According to photoelectric equation,
$E = \phi + \dfrac{1}{2}m{v^2}$ $\Leftrightarrow \dfrac{1}{2}m{v^2} = E - \phi$

For the two emitting electrons the equation are as follows :
$\dfrac{1}{2}mv_1^2 = {E_1} - \phi \cdot \cdot \cdot \cdot \cdot \cdot \left( 1 \right)$

$\dfrac{1}{2}mv_2^2 = {E_2} - {\phi _{}} \cdot \cdot \cdot \cdot \cdot \cdot \left( 2 \right)$

On dividing (1) by (2) we get
$\dfrac{{v_1^2}}{{v_2^2}} = \dfrac{{{E_1} - \phi }}{{{E_2} - {\phi _{}}}} \cdot \cdot \cdot \cdot \cdot \cdot \left( 3 \right)$

On substituting the values we get
$\dfrac{{v_1^2}}{{v_2^2}} = \dfrac{{1 - 0.5}}{{2.5 - 0.5}}$

$\dfrac{{{v_1}}}{{{v_{{2_{}}}}}} = \sqrt {\dfrac{1}{4}}$ $\Leftrightarrow \dfrac{{{v_1}}}{{{v_2}}} = \dfrac{1}{2}$

Therefore the ratio of maximum speeds of electrons emitted by two different energies of photons is 1:2.

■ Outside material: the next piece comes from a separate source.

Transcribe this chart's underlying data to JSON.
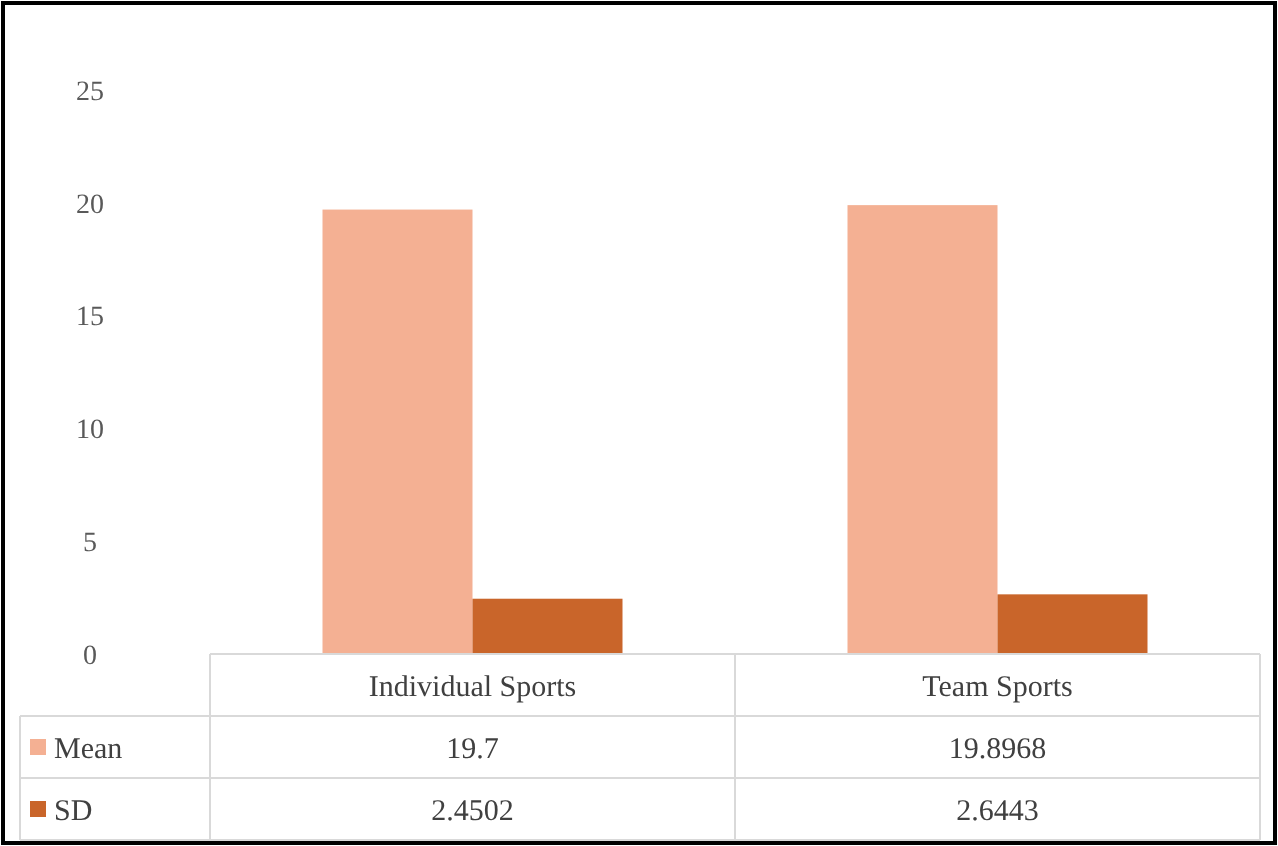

Hence the correct option is C.

Note: Work function of the metal and mass of the electron always remains constant. Work function is defined as the minimum threshold energy required to emit an electron from a metal. Its unit is electron volt. If the incident frequency of light is less than threshold frequency then whatever the intensity of light the electron will not emit from the metal.